Онъ вынулъ изо рта трубку, которую закурилъ, уходя съ поля, и, приложивъ руки къ губамъ, крикнулъ:
— Паренекъ, а паренекъ!.. Вставай-ка, лѣнтяй!.. Паренекъ!..
Но маленькій косарь лежалъ неподвижно. Старикъ сердито повернулся и, покуривая изъ коротенькой трубки, ворчалъ про себя:
— Косарь тоже, чортъ возьми!.. Задалъ-бы я тебѣ косу-то!.. А рожь-то какая!..
И онъ уходилъ, а все еще въ ту сторону оборачивался.
— А чтобъ ты пропалъ съ этакой работой!.. Задалъ-бы я тебѣ спать-то!.. — проговорилъ онъ, поднимая костлявый кулакъ и грозя имъ въ сторону поля.
Онъ прошелъ еще нѣсколько шаговъ и опять обернулся и смотрѣлъ туда.
— Дрыхнетъ, негодный!.. А чтобъ ему!.. Паренекъ, а паренекъ! — крикнулъ онъ снова, не будучи въ силахъ выдержать. — Не встанешь ты нынче, что-ли?.. Гей!
Но маленькій косарь, казалось, совершенно не слышалъ его.
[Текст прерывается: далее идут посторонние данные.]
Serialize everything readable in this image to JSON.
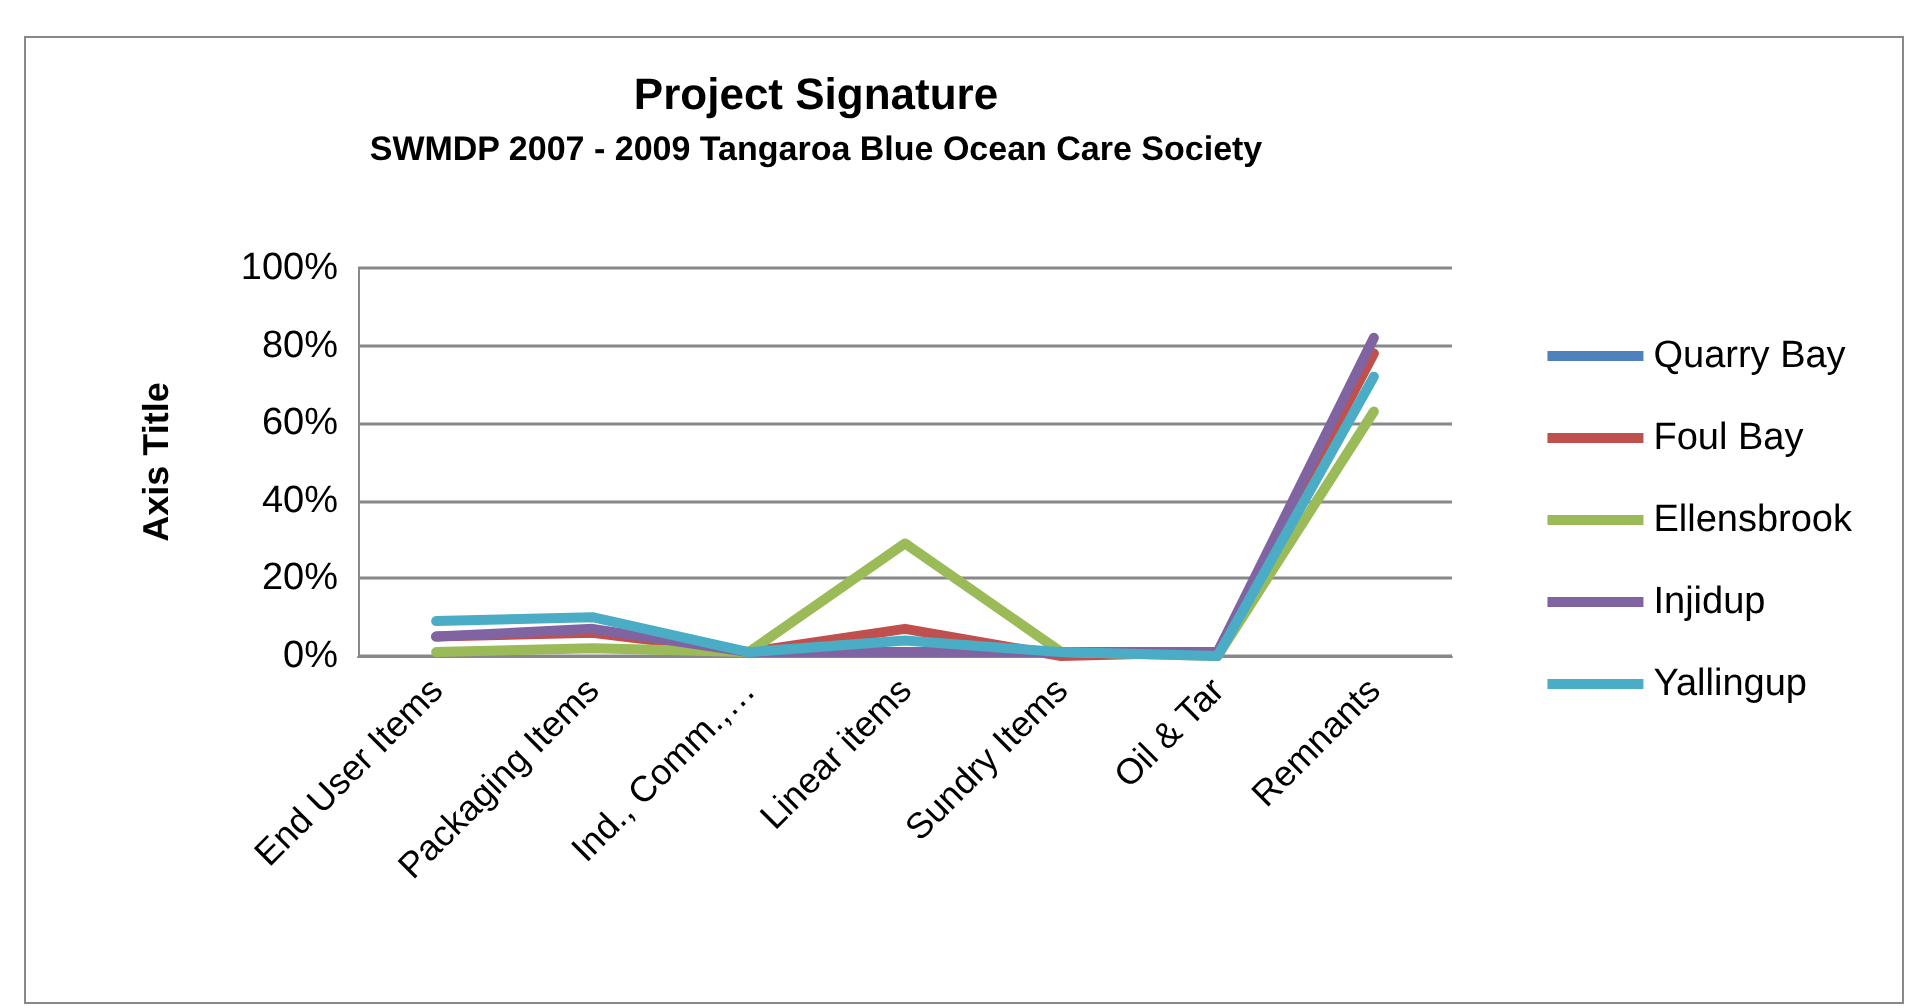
{
  "chart_data": {
    "type": "line",
    "title": "Project Signature",
    "subtitle": "SWMDP 2007 - 2009 Tangaroa Blue Ocean Care Society",
    "ylabel": "Axis Title",
    "categories": [
      "End User Items",
      "Packaging Items",
      "Ind., Comm.,…",
      "Linear items",
      "Sundry Items",
      "Oil & Tar",
      "Remnants"
    ],
    "series": [
      {
        "name": "Quarry Bay",
        "color": "#4f81bd",
        "values": [
          null,
          null,
          null,
          null,
          null,
          null,
          null
        ]
      },
      {
        "name": "Foul Bay",
        "color": "#c0504d",
        "values": [
          5,
          6,
          1,
          7,
          0,
          1,
          78
        ]
      },
      {
        "name": "Ellensbrook",
        "color": "#9bbb59",
        "values": [
          1,
          2,
          1,
          29,
          1,
          0,
          63
        ]
      },
      {
        "name": "Injidup",
        "color": "#8064a2",
        "values": [
          5,
          7,
          1,
          1,
          1,
          1,
          82
        ]
      },
      {
        "name": "Yallingup",
        "color": "#4bacc6",
        "values": [
          9,
          10,
          1,
          4,
          1,
          0,
          72
        ]
      }
    ],
    "ylim": [
      0,
      100
    ],
    "yticks": [
      {
        "value": 0,
        "label": "0%"
      },
      {
        "value": 20,
        "label": "20%"
      },
      {
        "value": 40,
        "label": "40%"
      },
      {
        "value": 60,
        "label": "60%"
      },
      {
        "value": 80,
        "label": "80%"
      },
      {
        "value": 100,
        "label": "100%"
      }
    ],
    "grid": "y",
    "legend": "right",
    "marker": "none",
    "line_style": "solid"
  }
}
— Въ конецъ косу-то на росѣ заржавитъ! — подумалъ Доминъ, остановился на минуту и вдругъ большими шагами направился къ Шафарову полю. Не могъ онъ равнодушно глядѣть, какъ ни за что изводится трудъ-ли людской или даръ Божій.
Но, подойдя къ тому мѣсту, гдѣ Стахо, растянувшись, лежалъ подлѣ косы, старикъ такъ перепугался, что выронилъ трубку изо рта.
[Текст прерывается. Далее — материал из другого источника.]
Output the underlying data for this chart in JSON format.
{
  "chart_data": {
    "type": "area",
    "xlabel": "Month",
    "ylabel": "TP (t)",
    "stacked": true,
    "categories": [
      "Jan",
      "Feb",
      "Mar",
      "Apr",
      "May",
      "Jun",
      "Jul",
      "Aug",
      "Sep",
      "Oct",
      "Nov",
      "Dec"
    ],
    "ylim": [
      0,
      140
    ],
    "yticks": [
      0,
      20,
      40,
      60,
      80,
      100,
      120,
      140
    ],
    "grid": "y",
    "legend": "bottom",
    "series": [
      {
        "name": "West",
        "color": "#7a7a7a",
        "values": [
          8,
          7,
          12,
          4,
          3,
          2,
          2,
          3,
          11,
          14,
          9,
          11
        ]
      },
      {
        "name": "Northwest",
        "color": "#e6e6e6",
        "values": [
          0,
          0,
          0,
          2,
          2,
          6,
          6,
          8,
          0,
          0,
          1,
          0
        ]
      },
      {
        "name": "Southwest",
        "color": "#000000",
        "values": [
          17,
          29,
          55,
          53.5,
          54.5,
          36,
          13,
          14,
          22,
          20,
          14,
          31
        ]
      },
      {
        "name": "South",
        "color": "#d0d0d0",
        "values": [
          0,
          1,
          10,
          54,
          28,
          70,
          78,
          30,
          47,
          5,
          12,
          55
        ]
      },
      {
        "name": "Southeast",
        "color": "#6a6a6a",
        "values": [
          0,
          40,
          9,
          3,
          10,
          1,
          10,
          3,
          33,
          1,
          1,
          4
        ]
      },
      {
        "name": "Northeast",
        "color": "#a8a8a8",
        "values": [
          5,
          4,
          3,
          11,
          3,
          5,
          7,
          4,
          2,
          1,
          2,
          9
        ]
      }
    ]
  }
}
Мальчикъ еще слабо дышалъ, но выглядѣлъ совсѣмъ, какъ мертвый. Глубоко ввалившіеся глаза были закрыты, губы и вѣки посинѣли, все лицо было желто, какъ воскъ. Тонкая струйка свѣтлой запѣнившейся крови сочилась изо рта и текла вдоль рукава старой недобѣленной рубахи, на который онъ склонилъ свою голову.
Старикъ попробовалъ встряхнуть его — ни звука! Кровь только запѣнилась сильнѣе и быстрѣе потекла по рукаву, но Стахо не открылъ глазъ. Покачалъ Доминъ головою и, такъ какъ у него самого силъ было мало, пошелъ въ деревню, чтобъ привезти тележку; но все-таки передъ уходомъ онъ поднялъ косу, отеръ ее полой кафтана и воткнулъ древкомъ въ землю.
Словно по ратному полю, шелъ онъ теперь къ деревнѣ. Отрядъ воиновъ, который цѣлой вереницей растянулся здѣсь на разсвѣтѣ, разсыпался теперь кто куда, оставивъ цѣлые ряды неподвижно лежащихъ колосьевъ. Шумъ и лязгъ орудій, не прекращавшіеся въ теченіе цѣлаго дня битвы, стихли; воздухъ, насыщенный горящимъ паромъ отъ учащеннаго дыханія, охладился; смятая, стоптанная трава медленно подымалась, въ ожиданіи живительной росы. А надъ взятымъ съ бою полемъ, словно побѣдное знамя, вся облитая заревомъ заката, торчала Стахова коса.
Тихо и неподвижно лежалъ подъ этимъ знаменемъ маленькій косарь…
По дорогѣ, между тѣмъ, дребезжала телѣжка вдовы, наскоро запряженная Хжонстомъ.